American Revolution American Memory
On July 4th, 1776 the Continental Congress approved the Declaration of Independence in Philadelphia, the birthplace of American Independence. The paintings hung here span from the conclusion of the American Revolution, with the 1783 double portrait of the great financiers of the war, Gouverneur Morris and Robert Morris, to the early days of the young republic with Charles Willson Peale’s self-portrait, The Artist in His Museum, completed in 1822.

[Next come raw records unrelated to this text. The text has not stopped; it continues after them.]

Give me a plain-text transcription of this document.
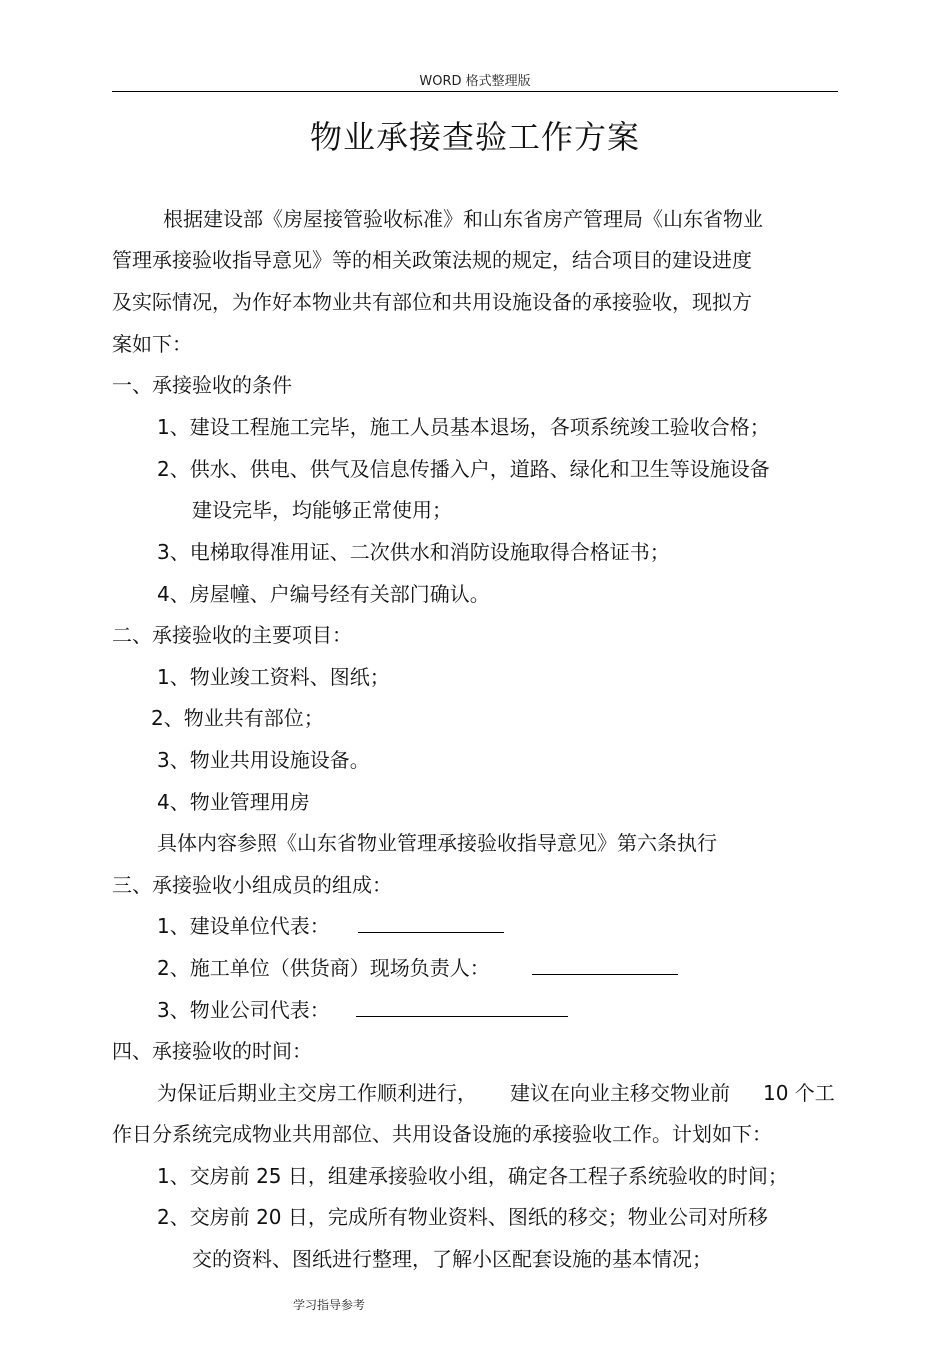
WORD 格式整理版
物业承接查验工作方案
根据建设部《房屋接管验收标准》和山东省房产管理局《山东省物业
管理承接验收指导意见》等的相关政策法规的规定，结合项目的建设进度
及实际情况，为作好本物业共有部位和共用设施设备的承接验收，现拟方
案如下：
一、承接验收的条件
1、建设工程施工完毕，施工人员基本退场，各项系统竣工验收合格；
2、供水、供电、供气及信息传播入户，道路、绿化和卫生等设施设备
建设完毕，均能够正常使用；
3、电梯取得准用证、二次供水和消防设施取得合格证书；
4、房屋幢、户编号经有关部门确认。
二、承接验收的主要项目：
1、物业竣工资料、图纸；
2、物业共有部位；
3、物业共用设施设备。
4、物业管理用房
具体内容参照《山东省物业管理承接验收指导意见》第六条执行
三、承接验收小组成员的组成：
1、建设单位代表：
2、施工单位（供货商）现场负责人：
3、物业公司代表：
四、承接验收的时间：
为保证后期业主交房工作顺利进行， 建议在向业主移交物业前 10 个工
作日分系统完成物业共用部位、共用设备设施的承接验收工作。计划如下：
1、交房前 25 日，组建承接验收小组，确定各工程子系统验收的时间；
2、交房前 20 日，完成所有物业资料、图纸的移交；物业公司对所移
交的资料、图纸进行整理，了解小区配套设施的基本情况；
学习指导参考
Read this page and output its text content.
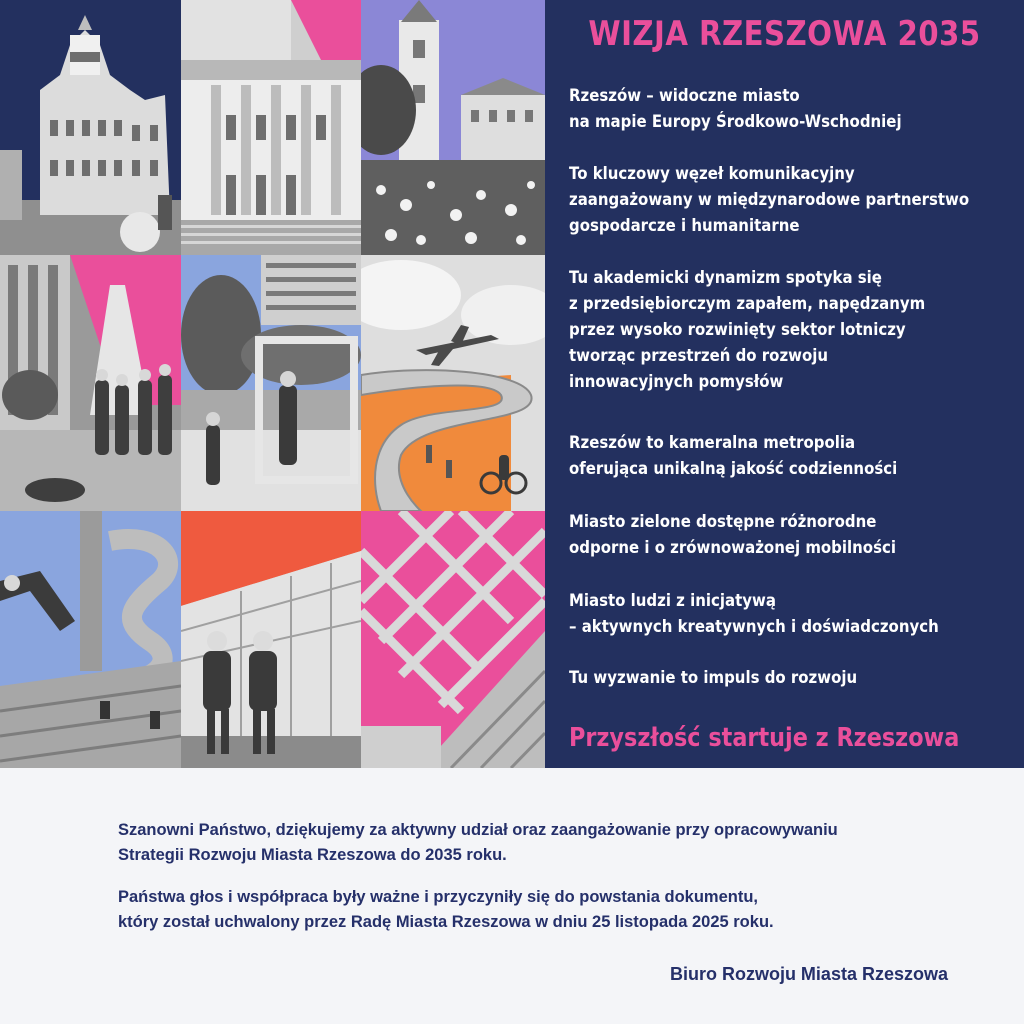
WIZJA RZESZOWA 2035
Rzeszów – widoczne miasto
na mapie Europy Środkowo-Wschodniej
To kluczowy węzeł komunikacyjny
zaangażowany w międzynarodowe partnerstwo
gospodarcze i humanitarne
Tu akademicki dynamizm spotyka się
z przedsiębiorczym zapałem, napędzanym
przez wysoko rozwinięty sektor lotniczy
tworząc przestrzeń do rozwoju
innowacyjnych pomysłów
Rzeszów to kameralna metropolia
oferująca unikalną jakość codzienności
Miasto zielone dostępne różnorodne
odporne i o zrównoważonej mobilności
Miasto ludzi z inicjatywą
– aktywnych kreatywnych i doświadczonych
Tu wyzwanie to impuls do rozwoju
Przyszłość startuje z Rzeszowa
Szanowni Państwo, dziękujemy za aktywny udział oraz zaangażowanie przy opracowywaniu
Strategii Rozwoju Miasta Rzeszowa do 2035 roku.
Państwa głos i współpraca były ważne i przyczyniły się do powstania dokumentu,
który został uchwalony przez Radę Miasta Rzeszowa w dniu 25 listopada 2025 roku.
Biuro Rozwoju Miasta Rzeszowa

In this iconic painting Peale, a founder of PAFA and a revolutionary himself depicts his first museum, which once occupied the second floor of the building known today as Independence Hall. As Peale tantalizingly pulls back a red curtain, you can see his gallery of American wildlife, natural history, and American “worthies”—the men he admired for their roles in the American Revolution, such as Benjamin Franklin and George Washington, whose portraits hang here today. Although women were not included in Peale’s gallery of worthies, they played an important part in the society that has come to be known as the “Republican Court”—a social and political network of men and women presided over by Martha and George Washington. Here Martha Washington watches over the ladies of the Republican Court—a generation of learned, sophisticated women captured in their simple elegance by the cosmopolitan artist Gilbert Stuart—much as she watched over them and their potential husbands during the balls, teas, and assemblies fashionable in early national Philadelphia. Placed today side by side the worthies in Peale’s gallery, the ladies of the Revolution and early republic are remembered today for being active partners with their husbands, fathers, and brothers in inventing and cultivating the artistic, social, and political networks that would define the new United States of America.